Little comfort
Henry was thinking about the place where his dear Ethel was buried. According to him, she “now had a gorgeous view of Lake Washington”. Not to mention that she was “interred with Seattle’s other Chinese notables, like Bruce Lee and his own son, Brandon”. The irony was that “it didn’t matter who your neighbors were”, for “they didn’t talk back”. Such things as a nice view and famous neighbors could interest only alive ones, but it was little comfort. To be dead meant to be “alone forever”.
Kick me
Henry was looking at “the ridiculous button” his father pinned to his shirt and was fighting a wave of irritation. The button read “I am Chinese” and was supposed to protect him from the school bullies or uneducated adults, who might think that he was a Japanese. The irony was in the fact that it didn’t work. The button “I am Chinese” just made the school bullies angrier, for they thought that Henry tried to show that he was better than them, that he was proud not to be American.

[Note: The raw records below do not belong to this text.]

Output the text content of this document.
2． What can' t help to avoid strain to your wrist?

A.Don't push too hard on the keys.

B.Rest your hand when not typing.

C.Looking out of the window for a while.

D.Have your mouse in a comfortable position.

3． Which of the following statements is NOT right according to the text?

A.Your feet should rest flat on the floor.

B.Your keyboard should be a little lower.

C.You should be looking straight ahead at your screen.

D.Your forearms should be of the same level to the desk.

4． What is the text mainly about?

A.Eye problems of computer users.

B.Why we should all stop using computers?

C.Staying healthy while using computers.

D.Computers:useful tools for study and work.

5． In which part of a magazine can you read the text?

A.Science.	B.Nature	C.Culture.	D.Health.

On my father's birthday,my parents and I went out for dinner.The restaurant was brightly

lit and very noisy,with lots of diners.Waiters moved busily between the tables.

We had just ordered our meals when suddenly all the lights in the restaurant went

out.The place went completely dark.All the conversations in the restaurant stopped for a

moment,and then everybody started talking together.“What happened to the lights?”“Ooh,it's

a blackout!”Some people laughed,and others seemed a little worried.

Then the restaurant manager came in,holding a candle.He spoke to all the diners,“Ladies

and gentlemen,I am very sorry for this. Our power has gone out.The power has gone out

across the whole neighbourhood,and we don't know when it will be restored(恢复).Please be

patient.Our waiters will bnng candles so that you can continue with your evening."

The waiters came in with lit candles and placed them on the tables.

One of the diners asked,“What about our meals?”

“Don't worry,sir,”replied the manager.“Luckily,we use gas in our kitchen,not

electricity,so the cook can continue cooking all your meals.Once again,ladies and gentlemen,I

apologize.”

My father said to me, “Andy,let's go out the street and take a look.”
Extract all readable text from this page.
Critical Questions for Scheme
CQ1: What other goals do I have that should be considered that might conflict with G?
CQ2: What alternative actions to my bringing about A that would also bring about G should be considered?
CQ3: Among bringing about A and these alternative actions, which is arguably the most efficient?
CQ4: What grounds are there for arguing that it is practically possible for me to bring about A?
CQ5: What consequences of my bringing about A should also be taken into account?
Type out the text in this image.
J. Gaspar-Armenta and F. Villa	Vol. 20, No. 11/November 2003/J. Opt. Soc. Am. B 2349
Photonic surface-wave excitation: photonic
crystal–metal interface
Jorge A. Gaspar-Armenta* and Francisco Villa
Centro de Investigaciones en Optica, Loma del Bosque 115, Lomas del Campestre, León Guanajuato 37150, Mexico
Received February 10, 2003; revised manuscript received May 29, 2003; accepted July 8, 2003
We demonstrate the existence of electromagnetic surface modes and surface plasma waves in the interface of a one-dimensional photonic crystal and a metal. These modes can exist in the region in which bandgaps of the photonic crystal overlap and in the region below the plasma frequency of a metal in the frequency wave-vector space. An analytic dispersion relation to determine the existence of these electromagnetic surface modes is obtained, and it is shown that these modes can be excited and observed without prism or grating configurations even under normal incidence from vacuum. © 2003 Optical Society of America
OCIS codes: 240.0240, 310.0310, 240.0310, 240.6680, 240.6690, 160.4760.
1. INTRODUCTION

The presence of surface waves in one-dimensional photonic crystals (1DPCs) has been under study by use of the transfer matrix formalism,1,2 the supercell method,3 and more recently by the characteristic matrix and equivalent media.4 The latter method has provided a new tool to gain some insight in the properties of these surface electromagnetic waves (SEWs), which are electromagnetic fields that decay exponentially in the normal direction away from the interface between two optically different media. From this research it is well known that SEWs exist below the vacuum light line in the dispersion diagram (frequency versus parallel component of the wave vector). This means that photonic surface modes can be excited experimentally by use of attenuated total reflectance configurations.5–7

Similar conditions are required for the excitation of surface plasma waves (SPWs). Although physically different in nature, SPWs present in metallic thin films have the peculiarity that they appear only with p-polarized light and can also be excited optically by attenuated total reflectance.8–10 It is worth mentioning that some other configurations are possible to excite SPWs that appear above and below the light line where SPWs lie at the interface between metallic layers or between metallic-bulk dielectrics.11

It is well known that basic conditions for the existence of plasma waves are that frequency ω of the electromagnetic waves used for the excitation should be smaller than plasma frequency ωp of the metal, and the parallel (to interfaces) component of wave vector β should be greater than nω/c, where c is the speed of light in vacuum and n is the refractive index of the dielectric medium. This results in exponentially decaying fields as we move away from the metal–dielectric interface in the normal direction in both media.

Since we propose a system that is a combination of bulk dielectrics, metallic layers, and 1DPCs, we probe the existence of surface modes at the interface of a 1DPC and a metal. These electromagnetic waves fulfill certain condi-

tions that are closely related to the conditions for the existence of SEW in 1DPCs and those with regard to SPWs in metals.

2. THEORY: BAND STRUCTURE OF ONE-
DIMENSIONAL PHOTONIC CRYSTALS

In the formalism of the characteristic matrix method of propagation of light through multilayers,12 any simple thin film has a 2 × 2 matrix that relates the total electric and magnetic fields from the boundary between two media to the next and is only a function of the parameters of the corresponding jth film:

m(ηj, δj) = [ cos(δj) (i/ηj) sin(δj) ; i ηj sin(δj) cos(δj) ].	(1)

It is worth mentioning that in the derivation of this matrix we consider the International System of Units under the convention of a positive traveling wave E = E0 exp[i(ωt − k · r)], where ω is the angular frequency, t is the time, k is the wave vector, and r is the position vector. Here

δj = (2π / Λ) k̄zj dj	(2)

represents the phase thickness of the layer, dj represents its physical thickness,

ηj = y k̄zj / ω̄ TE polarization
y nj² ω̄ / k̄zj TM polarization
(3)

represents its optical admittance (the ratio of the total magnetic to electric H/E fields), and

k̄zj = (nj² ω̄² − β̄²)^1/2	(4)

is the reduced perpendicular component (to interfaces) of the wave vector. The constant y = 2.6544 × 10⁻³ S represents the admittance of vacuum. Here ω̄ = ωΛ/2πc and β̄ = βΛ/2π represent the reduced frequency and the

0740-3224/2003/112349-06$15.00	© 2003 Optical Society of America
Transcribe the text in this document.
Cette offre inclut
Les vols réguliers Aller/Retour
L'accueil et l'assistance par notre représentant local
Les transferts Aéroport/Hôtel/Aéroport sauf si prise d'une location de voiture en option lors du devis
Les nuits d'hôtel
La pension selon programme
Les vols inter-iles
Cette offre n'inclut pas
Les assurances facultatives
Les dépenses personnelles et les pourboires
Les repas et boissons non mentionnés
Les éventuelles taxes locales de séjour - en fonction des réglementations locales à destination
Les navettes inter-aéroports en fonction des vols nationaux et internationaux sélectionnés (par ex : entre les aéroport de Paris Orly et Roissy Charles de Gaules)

To pin the button “I am Chinese” was like to pin the button “Kick me”.
Proud to be
Henry comes to Ms. Pettison in order to ask her for a permission to have a look at the findings in the basement of the Panama Hotel. Luckily for him, she thinks that he is Japanese and looks for traces of his relatives. Henry can’t help but wonder what his “ultra-Chinese” parents would say if they knew that their son would pretend to be Japanese one day. Truth to be told, he “hated being called a Jap at school”. But life is ironic and now he is ready to sing the anthem of Japan just to get the permission.